EVIAN, France — “Customers are looking for a more intimate and confidential experience,” confirmed Alain Dominique Perrin, chief executive officer of Richemont SA, in his keynote address at the WWD CEO Beauty Summit.
“Scarcity and craftsmanship will return as the first criteria of luxury and a brand that will again embody the values of ritual, cultural expression and spiritual meaning, as opposed to materialism alone,” he continued, adding this has been a trend predating the events of Sept. 11.
But to start his speech, Perrin traced the evolution of luxury, from what he called “divine,” to “boundless” today.

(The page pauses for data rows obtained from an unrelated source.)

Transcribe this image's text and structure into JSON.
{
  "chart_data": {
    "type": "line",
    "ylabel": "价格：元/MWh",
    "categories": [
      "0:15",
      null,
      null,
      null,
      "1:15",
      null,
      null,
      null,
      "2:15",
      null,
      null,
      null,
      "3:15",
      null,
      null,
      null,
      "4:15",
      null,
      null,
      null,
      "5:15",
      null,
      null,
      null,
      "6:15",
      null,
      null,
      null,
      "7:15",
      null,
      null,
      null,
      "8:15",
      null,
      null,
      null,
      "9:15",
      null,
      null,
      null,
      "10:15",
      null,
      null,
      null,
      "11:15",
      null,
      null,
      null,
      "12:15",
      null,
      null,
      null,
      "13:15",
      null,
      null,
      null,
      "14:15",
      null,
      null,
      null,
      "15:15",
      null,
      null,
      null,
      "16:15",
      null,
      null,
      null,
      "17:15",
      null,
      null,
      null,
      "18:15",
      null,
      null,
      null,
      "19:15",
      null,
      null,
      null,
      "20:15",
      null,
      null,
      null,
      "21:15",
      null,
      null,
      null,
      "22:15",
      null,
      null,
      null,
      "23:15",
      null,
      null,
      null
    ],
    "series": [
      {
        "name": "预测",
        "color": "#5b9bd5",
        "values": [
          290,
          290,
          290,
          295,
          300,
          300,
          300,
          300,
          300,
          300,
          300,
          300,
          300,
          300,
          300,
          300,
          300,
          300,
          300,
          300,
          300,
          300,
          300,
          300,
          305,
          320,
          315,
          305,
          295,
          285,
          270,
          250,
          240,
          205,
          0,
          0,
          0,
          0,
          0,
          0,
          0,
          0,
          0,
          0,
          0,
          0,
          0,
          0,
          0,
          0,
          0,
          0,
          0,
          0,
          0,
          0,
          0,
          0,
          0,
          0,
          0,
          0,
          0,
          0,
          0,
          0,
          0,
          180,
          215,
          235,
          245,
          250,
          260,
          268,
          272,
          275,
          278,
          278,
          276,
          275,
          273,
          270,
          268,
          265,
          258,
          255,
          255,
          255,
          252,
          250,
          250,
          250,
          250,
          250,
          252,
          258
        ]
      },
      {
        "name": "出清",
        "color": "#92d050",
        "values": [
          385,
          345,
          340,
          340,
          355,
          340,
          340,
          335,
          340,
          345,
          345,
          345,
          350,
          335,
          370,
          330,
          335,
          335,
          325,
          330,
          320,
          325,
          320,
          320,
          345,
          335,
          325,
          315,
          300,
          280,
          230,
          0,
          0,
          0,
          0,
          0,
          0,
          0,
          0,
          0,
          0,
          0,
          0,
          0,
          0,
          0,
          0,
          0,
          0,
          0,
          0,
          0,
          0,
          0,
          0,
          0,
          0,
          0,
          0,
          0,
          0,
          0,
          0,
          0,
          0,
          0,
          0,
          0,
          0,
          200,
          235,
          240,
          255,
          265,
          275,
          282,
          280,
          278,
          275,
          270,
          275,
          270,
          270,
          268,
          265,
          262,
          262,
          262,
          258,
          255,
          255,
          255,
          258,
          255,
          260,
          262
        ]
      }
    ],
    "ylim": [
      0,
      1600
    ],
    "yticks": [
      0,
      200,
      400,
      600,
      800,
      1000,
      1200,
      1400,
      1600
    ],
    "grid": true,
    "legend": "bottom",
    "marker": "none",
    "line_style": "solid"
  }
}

“After World War II, Europe was submerged by American values, which changed some attitudes and behaviors, [including] chewing gum, jeans, Coca-Cola, mild cigarettes…and, moreover, marketing,” he said.
Then, in the Sixties, luxury brands, primarily in France, discovered the power of marketing, which was first adopted by cosmetics brands, such as L’Oréal and Chanel, he said.
One decade later, continued Perrin, the “global brand” concept developed, and the luxury goods industry witnessed the insurgence of so-called luxury global brands.
“Today, ‘boundless luxury’ is mainly identified by badges, logos and star products, but quality remains a priority,” he said. “The product value lies in its brand image, its capacity to please and to assert itself, rather than in its utility.”
The luxury industry changed for numerous reasons, explained Perrin. For instance, the gap between adults and children is narrowing. Hobbies and fashions all reflect this, he said. Also, he said, “science allows the development of the whole non-aging industry via plastic surgery and cosmetology.”